Why Invest in Gold Coins?
February 7, 2010 – Gold prices finished a brutal week on the market today at $1,065.90, down almost $40 per ounce from its earlier highs. While the prevailing news has been about the strength of the US dollar, some people might ask why they should consider investing in gold coins. In spite of recent performance by the dollar, gold coins and other investments such as gold futures, ETFs, certified gold coins and the like are well positioned for potential gains as the dollar’s weakness become front page news again.
The US Dollar Index, a measurement of the relative strength of the US dollar against six foreign currencies, rose to 80.309 today on continued optimism over fiscal weakness in several European countries. A two-month ride has the dollar trading near its 52-week high of 80.375, in spite of any substantial support for its rise. This lack of support provides a strong reason why an investor should consider buying gold coins now.
Gold prices are down more than $150 per ounce from the all-time high set in November 2009, which amounts to a drop of about 12%. Sell-offs and technical trading have figured heavily into this activity, but support for gold prices remains high. Since gold is in a stable position and the dollar isn’t, a reversal is a strong possibility.
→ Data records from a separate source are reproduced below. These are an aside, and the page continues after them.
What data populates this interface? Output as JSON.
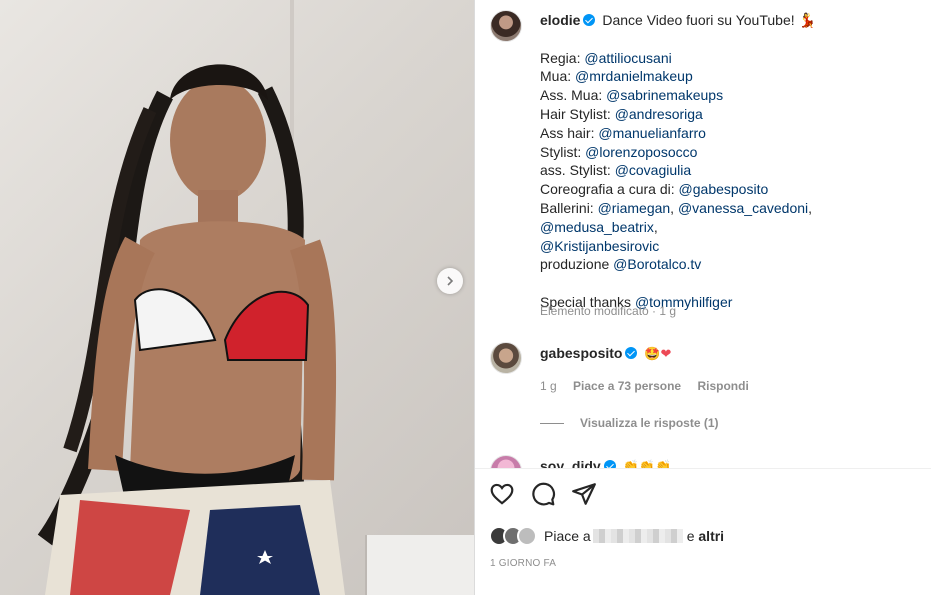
{
  "post": {
    "username": "elodie",
    "title": "Dance Video fuori su YouTube! 💃",
    "credits": [
      {
        "label": "Regia: ",
        "handle": "@attiliocusani"
      },
      {
        "label": "Mua: ",
        "handle": "@mrdanielmakeup"
      },
      {
        "label": "Ass. Mua: ",
        "handle": "@sabrinemakeups"
      },
      {
        "label": "Hair Stylist: ",
        "handle": "@andresoriga"
      },
      {
        "label": "Ass hair: ",
        "handle": "@manuelianfarro"
      },
      {
        "label": "Stylist: ",
        "handle": "@lorenzoposocco"
      },
      {
        "label": "ass. Stylist: ",
        "handle": "@covagiulia"
      },
      {
        "label": "Coreografia a cura di: ",
        "handle": "@gabesposito"
      }
    ],
    "ballerini_label": "Ballerini: ",
    "ballerini_handles": [
      "@riamegan",
      "@vanessa_cavedoni",
      "@medusa_beatrix",
      "@Kristijanbesirovic"
    ],
    "produzione_label": "produzione ",
    "produzione_handle": "@Borotalco.tv",
    "thanks_label": "Special thanks ",
    "thanks_handle": "@tommyhilfiger",
    "meta": "Elemento modificato · 1 g"
  },
  "comment": {
    "username": "gabesposito",
    "emoji": "🤩",
    "heart": "❤",
    "time": "1 g",
    "likes": "Piace a 73 persone",
    "reply": "Rispondi",
    "view_replies": "Visualizza le risposte (1)"
  },
  "next_comment": {
    "username_partial": "soy_didy",
    "emoji": "👏👏👏"
  },
  "actions": {
    "like_icon": "heart-outline",
    "comment_icon": "speech-bubble",
    "share_icon": "paper-plane"
  },
  "likes_summary": {
    "prefix": "Piace a",
    "middle": "e",
    "suffix": "altri"
  },
  "timestamp": "1 GIORNO FA",
  "colors": {
    "link": "#00376b",
    "verified": "#0095f6",
    "muted": "#8e8e8e",
    "heart": "#ed4956"
  }
}
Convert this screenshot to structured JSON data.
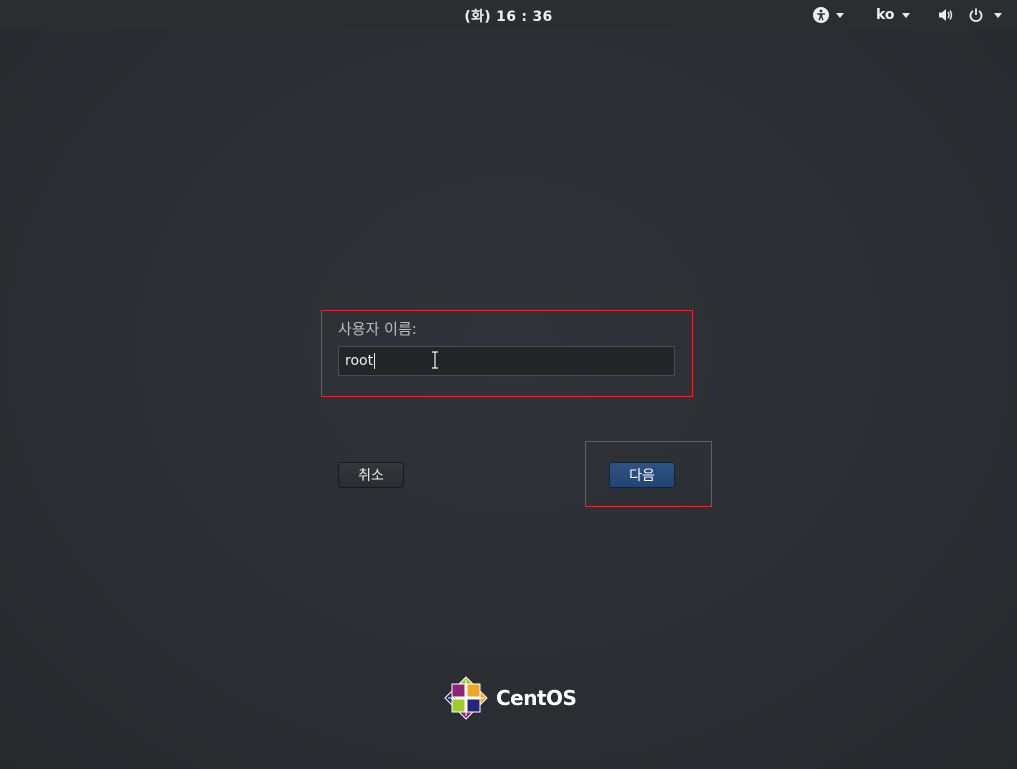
{
  "topbar": {
    "clock": "(화) 16 : 36",
    "language": "ko",
    "icons": [
      "accessibility-icon",
      "volume-icon",
      "power-icon"
    ]
  },
  "login": {
    "username_label": "사용자 이름:",
    "username_value": "root",
    "cancel_label": "취소",
    "next_label": "다음"
  },
  "logo": {
    "text": "CentOS"
  },
  "colors": {
    "background": "#2b2e31",
    "highlight_box": "#e02c2c",
    "next_button": "#234575"
  }
}
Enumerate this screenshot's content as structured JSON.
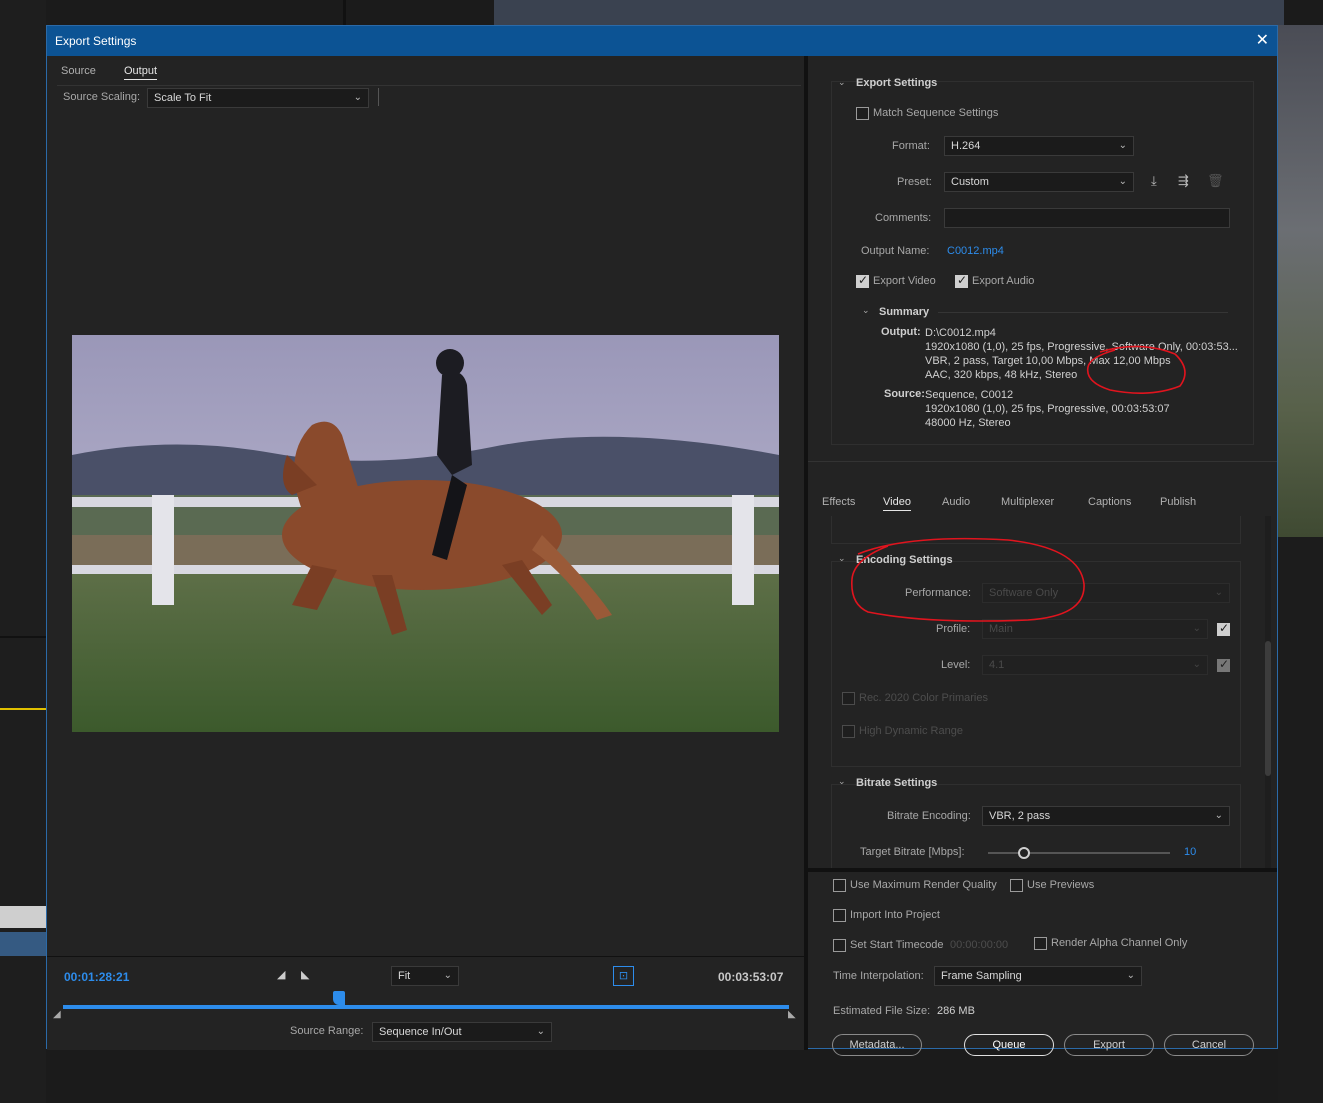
{
  "dialog": {
    "title": "Export Settings",
    "close_glyph": "✕"
  },
  "left": {
    "tabs": [
      "Source",
      "Output"
    ],
    "active_tab": "Output",
    "source_scaling_label": "Source Scaling:",
    "source_scaling_value": "Scale To Fit",
    "timecode_current": "00:01:28:21",
    "timecode_end": "00:03:53:07",
    "zoom_value": "Fit",
    "playhead_fraction": 0.38,
    "source_range_label": "Source Range:",
    "source_range_value": "Sequence In/Out"
  },
  "export_settings": {
    "heading": "Export Settings",
    "match_sequence_label": "Match Sequence Settings",
    "format_label": "Format:",
    "format_value": "H.264",
    "preset_label": "Preset:",
    "preset_value": "Custom",
    "comments_label": "Comments:",
    "comments_value": "",
    "output_name_label": "Output Name:",
    "output_name_value": "C0012.mp4",
    "export_video_label": "Export Video",
    "export_audio_label": "Export Audio",
    "summary_heading": "Summary",
    "output_label": "Output:",
    "output_lines": [
      "D:\\C0012.mp4",
      "1920x1080 (1,0), 25 fps, Progressive, Software Only, 00:03:53...",
      "VBR, 2 pass, Target 10,00 Mbps, Max 12,00 Mbps",
      "AAC, 320 kbps, 48 kHz, Stereo"
    ],
    "source_label": "Source:",
    "source_lines": [
      "Sequence, C0012",
      "1920x1080 (1,0), 25 fps, Progressive, 00:03:53:07",
      "48000 Hz, Stereo"
    ]
  },
  "tabs2": [
    "Effects",
    "Video",
    "Audio",
    "Multiplexer",
    "Captions",
    "Publish"
  ],
  "active_tab2": "Video",
  "encoding": {
    "heading": "Encoding Settings",
    "performance_label": "Performance:",
    "performance_value": "Software Only",
    "profile_label": "Profile:",
    "profile_value": "Main",
    "level_label": "Level:",
    "level_value": "4.1",
    "rec2020_label": "Rec. 2020 Color Primaries",
    "hdr_label": "High Dynamic Range"
  },
  "bitrate": {
    "heading": "Bitrate Settings",
    "encoding_label": "Bitrate Encoding:",
    "encoding_value": "VBR, 2 pass",
    "target_label": "Target Bitrate [Mbps]:",
    "target_value": "10"
  },
  "bottom": {
    "max_render_label": "Use Maximum Render Quality",
    "use_previews_label": "Use Previews",
    "import_label": "Import Into Project",
    "start_tc_label": "Set Start Timecode",
    "start_tc_value": "00:00:00:00",
    "alpha_label": "Render Alpha Channel Only",
    "time_interp_label": "Time Interpolation:",
    "time_interp_value": "Frame Sampling",
    "file_size_label": "Estimated File Size:",
    "file_size_value": "286 MB",
    "metadata_btn": "Metadata...",
    "queue_btn": "Queue",
    "export_btn": "Export",
    "cancel_btn": "Cancel"
  },
  "colors": {
    "accent": "#2d8ceb",
    "titlebar": "#0c5394",
    "annotation": "#e0141e"
  }
}
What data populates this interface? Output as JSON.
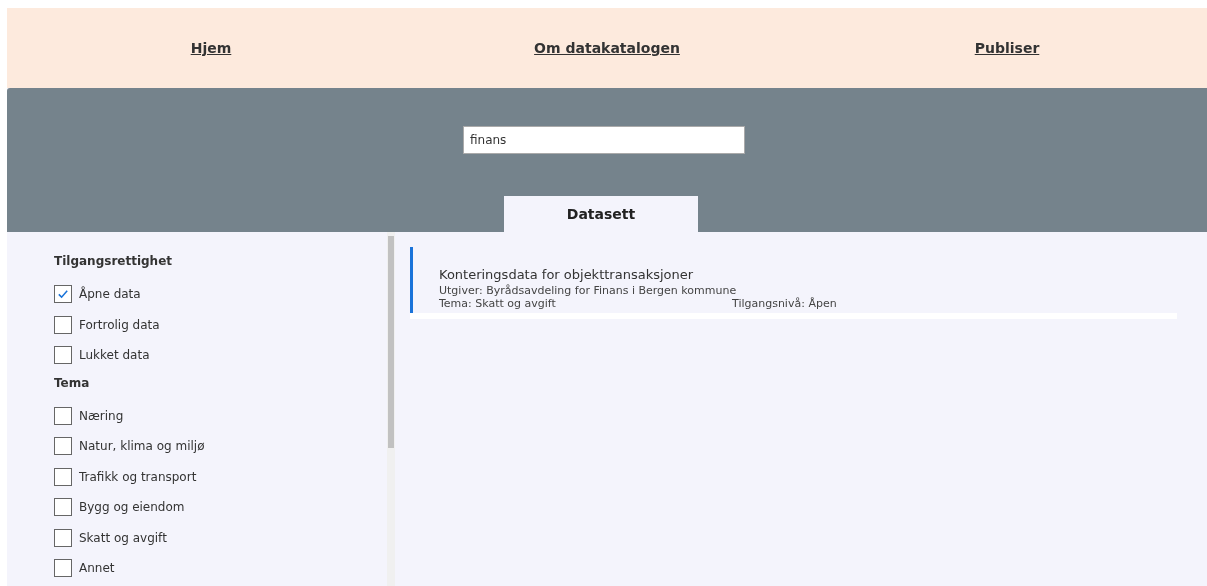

Gold coins present an excellent strategy for capitalizing on any upcoming rally. Gold bullion offers a very good short-term option because it is highly liquid and closely follows the gold spot price. Certified gold coins offer a long-term solution because the strength of their profitability is based on rarity and quality of the coins, as well as their gold content.
With analysts still predicting a rally by gold, now is a good time to consider adding bullion and certified coins to a financial portfolio. The underlying weakness of the dollar won’t still hidden for long and gold coins will be a likely beneficiary of the switch.